Quantifying and reducing bias in data exploration using information theory

Speaker: James Zou
Microsoft Research

Venue: Packard 202
Time: 4 pm to 5 pm
Date: Wednesday, January 27, 2016

Abstract

Modern data is messy and high-dimensional, and it is often not clear a priori what to look for. Instead, a human or an analysis algorithm needs to explore the data to identify interesting hypotheses to test. It is widely recognized that this exploration, even when well-intentioned, can lead to statistical biases and false discoveries.

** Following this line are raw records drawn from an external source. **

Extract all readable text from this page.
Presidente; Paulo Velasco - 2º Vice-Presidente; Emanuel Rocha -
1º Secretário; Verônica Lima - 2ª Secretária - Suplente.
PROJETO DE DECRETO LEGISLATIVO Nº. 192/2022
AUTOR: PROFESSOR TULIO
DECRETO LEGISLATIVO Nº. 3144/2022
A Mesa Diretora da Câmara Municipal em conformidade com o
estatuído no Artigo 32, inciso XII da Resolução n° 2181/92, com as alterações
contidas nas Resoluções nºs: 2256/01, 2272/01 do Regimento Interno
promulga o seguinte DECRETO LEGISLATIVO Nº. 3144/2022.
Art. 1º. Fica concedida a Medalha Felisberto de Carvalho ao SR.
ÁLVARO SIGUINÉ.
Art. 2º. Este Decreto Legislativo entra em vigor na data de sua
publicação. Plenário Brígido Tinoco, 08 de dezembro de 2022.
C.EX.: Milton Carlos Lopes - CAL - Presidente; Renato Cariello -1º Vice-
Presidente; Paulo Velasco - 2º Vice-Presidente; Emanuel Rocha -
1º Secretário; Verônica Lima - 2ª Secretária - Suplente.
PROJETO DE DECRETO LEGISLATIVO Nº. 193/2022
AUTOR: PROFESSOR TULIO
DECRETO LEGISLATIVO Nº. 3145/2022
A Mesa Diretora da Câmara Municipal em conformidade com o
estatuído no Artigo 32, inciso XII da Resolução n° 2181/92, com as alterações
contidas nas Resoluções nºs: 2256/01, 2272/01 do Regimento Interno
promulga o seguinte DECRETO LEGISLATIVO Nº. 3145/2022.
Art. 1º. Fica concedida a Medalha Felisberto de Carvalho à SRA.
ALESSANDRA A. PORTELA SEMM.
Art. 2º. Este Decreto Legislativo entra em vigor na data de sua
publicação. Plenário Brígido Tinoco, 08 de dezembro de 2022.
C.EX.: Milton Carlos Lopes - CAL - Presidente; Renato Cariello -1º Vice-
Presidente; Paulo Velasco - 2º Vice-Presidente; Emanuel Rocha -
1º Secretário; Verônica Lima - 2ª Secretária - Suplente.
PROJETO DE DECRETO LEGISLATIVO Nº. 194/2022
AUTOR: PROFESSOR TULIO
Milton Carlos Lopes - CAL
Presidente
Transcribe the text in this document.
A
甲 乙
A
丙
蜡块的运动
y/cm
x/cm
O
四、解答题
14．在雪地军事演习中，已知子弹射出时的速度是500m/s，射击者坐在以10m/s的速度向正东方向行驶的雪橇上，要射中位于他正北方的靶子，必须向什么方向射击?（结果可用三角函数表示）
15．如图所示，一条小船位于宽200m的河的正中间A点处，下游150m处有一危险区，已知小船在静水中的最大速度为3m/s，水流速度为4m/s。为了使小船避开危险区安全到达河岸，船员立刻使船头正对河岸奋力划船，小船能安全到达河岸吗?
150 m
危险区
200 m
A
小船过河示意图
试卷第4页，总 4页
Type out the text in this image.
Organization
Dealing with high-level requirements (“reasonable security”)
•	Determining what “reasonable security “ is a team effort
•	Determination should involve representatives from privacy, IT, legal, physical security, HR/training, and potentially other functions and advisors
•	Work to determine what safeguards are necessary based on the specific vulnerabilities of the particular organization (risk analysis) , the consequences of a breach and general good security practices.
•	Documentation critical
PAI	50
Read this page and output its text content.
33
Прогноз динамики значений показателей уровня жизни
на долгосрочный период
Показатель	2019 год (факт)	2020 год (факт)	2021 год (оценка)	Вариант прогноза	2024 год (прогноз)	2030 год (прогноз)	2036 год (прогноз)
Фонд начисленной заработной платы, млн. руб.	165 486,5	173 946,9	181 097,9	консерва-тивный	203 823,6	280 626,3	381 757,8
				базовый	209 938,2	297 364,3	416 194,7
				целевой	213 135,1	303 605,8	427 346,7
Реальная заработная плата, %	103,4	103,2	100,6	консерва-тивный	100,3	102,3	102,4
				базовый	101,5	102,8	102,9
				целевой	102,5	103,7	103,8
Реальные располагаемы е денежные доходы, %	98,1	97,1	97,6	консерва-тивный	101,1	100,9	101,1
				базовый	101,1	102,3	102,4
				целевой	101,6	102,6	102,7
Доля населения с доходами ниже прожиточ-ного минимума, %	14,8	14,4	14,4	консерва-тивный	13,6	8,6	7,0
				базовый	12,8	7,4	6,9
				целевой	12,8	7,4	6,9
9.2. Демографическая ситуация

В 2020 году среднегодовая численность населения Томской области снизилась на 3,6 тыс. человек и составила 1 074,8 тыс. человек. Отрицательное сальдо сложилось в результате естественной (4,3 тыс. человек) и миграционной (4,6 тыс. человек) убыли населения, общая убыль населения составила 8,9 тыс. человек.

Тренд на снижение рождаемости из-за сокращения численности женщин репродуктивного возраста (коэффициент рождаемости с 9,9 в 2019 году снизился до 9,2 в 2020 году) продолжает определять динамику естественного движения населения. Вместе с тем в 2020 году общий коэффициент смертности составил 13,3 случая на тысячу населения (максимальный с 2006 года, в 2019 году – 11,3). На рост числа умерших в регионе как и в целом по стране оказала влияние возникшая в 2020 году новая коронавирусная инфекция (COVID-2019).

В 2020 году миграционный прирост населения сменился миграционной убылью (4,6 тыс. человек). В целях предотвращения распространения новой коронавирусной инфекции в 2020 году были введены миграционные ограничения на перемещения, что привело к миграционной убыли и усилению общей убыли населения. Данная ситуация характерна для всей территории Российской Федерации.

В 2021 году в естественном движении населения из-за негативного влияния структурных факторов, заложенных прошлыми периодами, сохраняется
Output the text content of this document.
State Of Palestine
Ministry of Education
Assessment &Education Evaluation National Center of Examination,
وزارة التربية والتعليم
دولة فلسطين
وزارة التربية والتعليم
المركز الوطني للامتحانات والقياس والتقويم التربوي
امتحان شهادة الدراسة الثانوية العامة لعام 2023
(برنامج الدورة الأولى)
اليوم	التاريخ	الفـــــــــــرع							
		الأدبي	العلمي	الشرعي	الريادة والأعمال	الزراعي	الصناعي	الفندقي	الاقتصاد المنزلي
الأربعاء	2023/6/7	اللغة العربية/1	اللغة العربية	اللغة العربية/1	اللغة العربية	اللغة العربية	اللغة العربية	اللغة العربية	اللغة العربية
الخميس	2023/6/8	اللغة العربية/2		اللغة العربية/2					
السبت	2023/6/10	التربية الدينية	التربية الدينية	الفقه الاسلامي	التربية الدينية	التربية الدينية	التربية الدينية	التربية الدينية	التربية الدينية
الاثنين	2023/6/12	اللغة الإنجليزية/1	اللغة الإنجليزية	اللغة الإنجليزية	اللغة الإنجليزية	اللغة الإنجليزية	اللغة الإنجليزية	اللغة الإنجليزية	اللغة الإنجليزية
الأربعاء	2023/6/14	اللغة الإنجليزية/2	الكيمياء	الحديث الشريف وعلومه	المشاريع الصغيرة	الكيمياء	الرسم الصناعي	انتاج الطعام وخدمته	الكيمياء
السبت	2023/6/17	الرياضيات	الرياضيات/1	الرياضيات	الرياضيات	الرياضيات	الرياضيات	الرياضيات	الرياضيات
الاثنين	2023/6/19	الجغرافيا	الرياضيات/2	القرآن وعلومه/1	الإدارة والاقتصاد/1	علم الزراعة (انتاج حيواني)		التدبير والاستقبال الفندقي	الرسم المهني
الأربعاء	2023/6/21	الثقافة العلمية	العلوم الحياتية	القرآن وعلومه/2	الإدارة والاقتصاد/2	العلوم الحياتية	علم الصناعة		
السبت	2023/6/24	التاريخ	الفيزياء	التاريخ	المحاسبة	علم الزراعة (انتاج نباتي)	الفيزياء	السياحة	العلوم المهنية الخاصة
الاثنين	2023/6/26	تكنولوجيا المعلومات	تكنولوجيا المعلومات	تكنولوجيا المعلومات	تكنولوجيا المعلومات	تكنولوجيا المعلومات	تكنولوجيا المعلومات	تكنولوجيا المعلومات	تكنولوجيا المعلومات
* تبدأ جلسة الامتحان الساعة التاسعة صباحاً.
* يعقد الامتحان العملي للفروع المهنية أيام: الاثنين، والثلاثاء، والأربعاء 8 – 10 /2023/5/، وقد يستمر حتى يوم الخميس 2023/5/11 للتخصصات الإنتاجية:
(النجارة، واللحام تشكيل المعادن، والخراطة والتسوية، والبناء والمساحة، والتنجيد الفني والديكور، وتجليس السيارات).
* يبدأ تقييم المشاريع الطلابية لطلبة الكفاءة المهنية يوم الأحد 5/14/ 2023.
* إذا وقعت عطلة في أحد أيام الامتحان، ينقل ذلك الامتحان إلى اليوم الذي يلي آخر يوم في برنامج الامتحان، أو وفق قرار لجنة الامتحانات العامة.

We propose a general framework using mutual information to quantify and provably bound the bias (and other properties) of arbitrary data exploration processes. We show that our bound is tight in natural settings, and apply it to characterize conditions under which common analytic practices, e.g. rank selection, LASSO and hold-out sets, do or do not lead to substantially biased estimation. Finally we show how, by viewing bias through this information lens, we can derive randomization approaches that effectively reduce false discoveries.

Speaker Bio

James Zou is a postdoc at Microsoft Research New England. He works on machine learning and applications to human genomics. He received his Ph.D. from Harvard University in May 2014 and also spent half time at the Broad Institute, supported by a NSF Graduate Fellowship. In Spring 2014, he was a Simons research fellow at U.C. Berkeley.